L'arrêt précité de la cour de Liége définit en ces termes la portée de l'art. 14 de la Constitution :

« Attendu que, dans le système des appelants, l'art. 14 de la Constitution, qui garantit la liberté et l'exercice public des cultes, s'oppose à toute mesure préventive, de quelque nature qu'elle soit et de quelque autorité qu'elle émane; qu'ils en tirent la conclusion que les lois de police ne peuvent être appliquées dès qu'il s'agit d'un acte du culte, et qu'ils en trouvent la preuve dans les discussions qui ont précédé l'adoption de l'art. 14; »
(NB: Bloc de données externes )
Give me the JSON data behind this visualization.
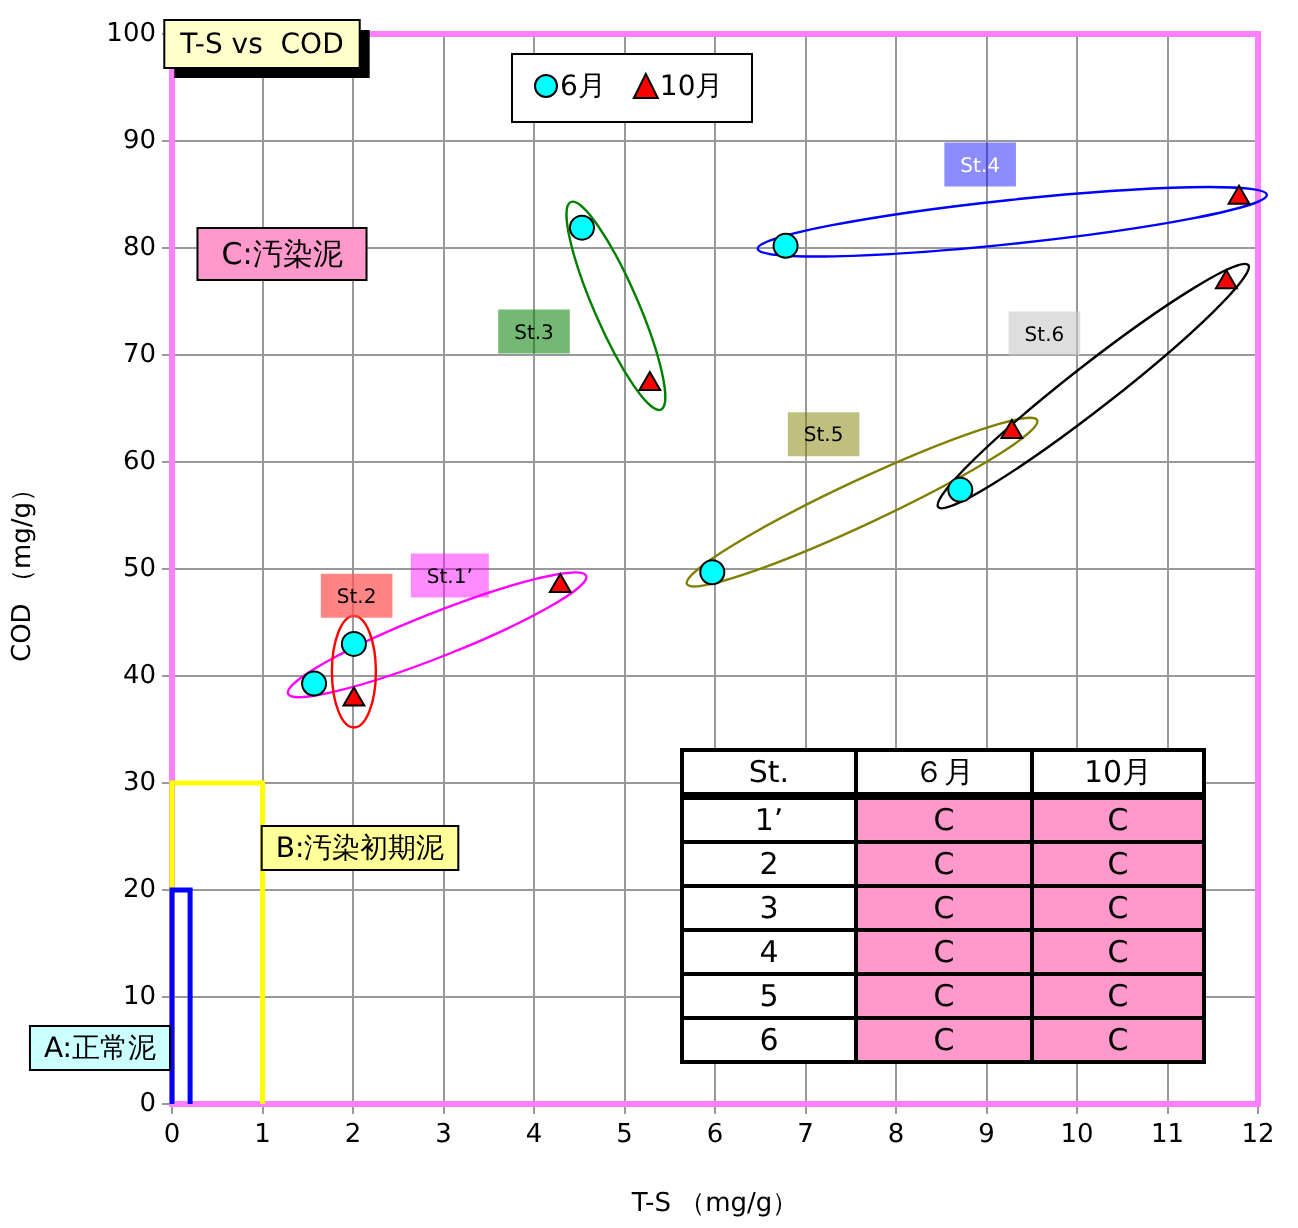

« Attendu que les débats auxquels cet article a donné lieu, à l'exception d'une énonciation sur laquelle la discussion ne s'est pas arrêtée, n'ont pas un rapport direct avec la question telle qu'elle est posée devant la cour; que le Congrès ne s'est pas occupé des mesures de police locale qui pourraient être prises à l'occasion de l'exercice des cultes sur la voie publique, mais que sa principale préoccupation a été de réagir contre les abus auxquels avait donné lieu l'application de l'art. 193 de la Loi fondamentale; "

« Attendu, en effet, que le projet primitif de la Constitution permettait à la loi d'intervenir pour le cas où l'exercice des cultes troublerait l'ordre et la tranquillité publique ; que cette disposition, conforme à la Loi fondamentale, paraissait devoir réunir la majorité de l'assemblée, lorsqu'un message de l'archévêque de Malines vint modifier la manière de voir du Congrès; "

« Attendu qu'à la suite de cette protestation qui faisait remarquer que, si l'article était adopté, on pourrait, par une loi, empêcher l'exercice public du culte par tout le pays, et fermer des églises et des chapelles, le projet fut vivement combattu par plusieurs orateurs, dont l'opinion est résumée dans les paroles prononcées par M. de Theux qui disait : « La loi ne peut empêcher l'exercice d'un culte; car si les ministres d'un << culte occasionnaient, par des processions, des troubles en certains lieux << et en certaines circonstances, on pourrait défendre indéfiniment et « même dans tout le royaume les processions et autres actes semblables. « C'est une faculté exorbitante. » »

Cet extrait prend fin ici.